Pour illustrer le développement du français du Québec, l’auteure prend la métaphore de l’arbre, du chêne d’Amérique : « les racines, ce sont les mots venus de France ; mots perdus pour la plupart des francophones, mais toujours vivants au Québec […] le tronc représente l’ensemble des mots que nous partageons avec les autres francophones de la planète […] l’une des branches maîtresses regroupe des mots que nous avons créés […], l’un des rameaux regroupe les mots que nous avons empruntés à d’autres langues ».

C’est le tronc, le français que l’on peut qualifier d’international, qui est le plus important, et de loin. Les mots relevés dans Le Devoir et dans Le Monde se recoupent à 77 % : quelque 20 000 formes lexicales. Trois mille mots sont spécifiques au Devoir, et trois mille au Monde. Mais, comme nous l’explique l’auteure, nombre de ces mots sont soit créés pour la circonstance dans l’un ou l’autre des journaux, soit dérivés d’un nom de lieu ou de personne, soit des termes spécialisés ou savants du français standard, employés dans le texte au gré des sujets évoqués dans les articles.

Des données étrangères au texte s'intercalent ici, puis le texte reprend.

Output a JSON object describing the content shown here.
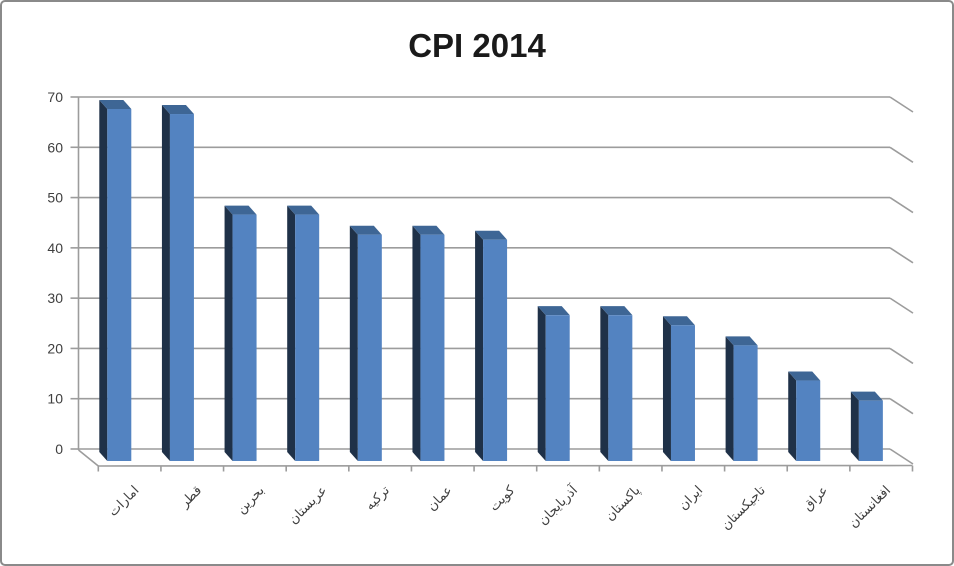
{
  "frame": {
    "kind": "embedded-spreadsheet-chart",
    "background": "#FFFFFF",
    "border_color": "#8A8A8A"
  },
  "chart_data": {
    "type": "bar",
    "style": "3d-clustered-column",
    "title": "CPI 2014",
    "categories": [
      "امارات",
      "قطر",
      "بحرین",
      "عربستان",
      "ترکیه",
      "عمان",
      "کویت",
      "آذربایجان",
      "پاکستان",
      "ایران",
      "تاجیکستان",
      "عراق",
      "افغانستان"
    ],
    "values": [
      70,
      69,
      49,
      49,
      45,
      45,
      44,
      29,
      29,
      27,
      23,
      16,
      12
    ],
    "xlabel": "",
    "ylabel": "",
    "ylim": [
      0,
      70
    ],
    "yticks": [
      0,
      10,
      20,
      30,
      40,
      50,
      60,
      70
    ],
    "grid": true,
    "legend": "none",
    "category_label_rotation_deg": 45,
    "colors": {
      "bar_front": "#5383C1",
      "bar_side": "#1F3148",
      "bar_top": "#3E6695",
      "gridline": "#9C9C9C",
      "axis_line": "#9C9C9C",
      "title_text": "#1A1A1A",
      "tick_label_text": "#3F3F3F"
    }
  }
}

Si l’on fait abstraction de ces cas, le taux de partage s’élève à près de 85 %. Sans être identiques, les deux variétés du français partagent l’essentiel.

Les racines représentent le fonds ancien, les mots français encore employés au Québec mais oubliés, ou presque, ailleurs dans la francophonie. Ces mots ne représentent que 7,7 % du vocabulaire propre du Devoir, soit 246 mots, mais ils font l’objet d’une présentation détaillée, tant leur histoire est significative. L’auteure en distingue quatre catégories : les québécismes de forme ; les québécismes de sens ; les dialectalismes et les québécismes de fréquence, et elle consacre une analyse détaillée aux mots qui accusent une fréquence égale ou supérieure à 10 dans son corpus. Ainsi, dans la première catégorie on relève achalandage et achalandé, avant-midi, brunante, croche, ennuyant… ; comme québécismes de sens les noms de plantes ou d’animaux ainsi qu’un petit nombre de mots comme creux, gruger, piger… ; les dialectalismes, très peu représentés dans la presse étudiée, sont les vestiges de formes dialectales françaises transportées outre Atlantique ; les québécismes de fréquence enfin, les mots employés ailleurs en francophonie, mais moins souvent, comme possiblement, présentement, chicane… Dans ce dernier cas, le recours à la statistique permet de constater que dans presque tous les cas, ces mots s’emploient moins couramment que leur concurrent plus répandu. Les québécismes familiers, ceux qui frappent le visiteur (bébelle, pogner, maganer…) s’emploient rarement dans le corpus, et presque toujours avec une nuance de connivence.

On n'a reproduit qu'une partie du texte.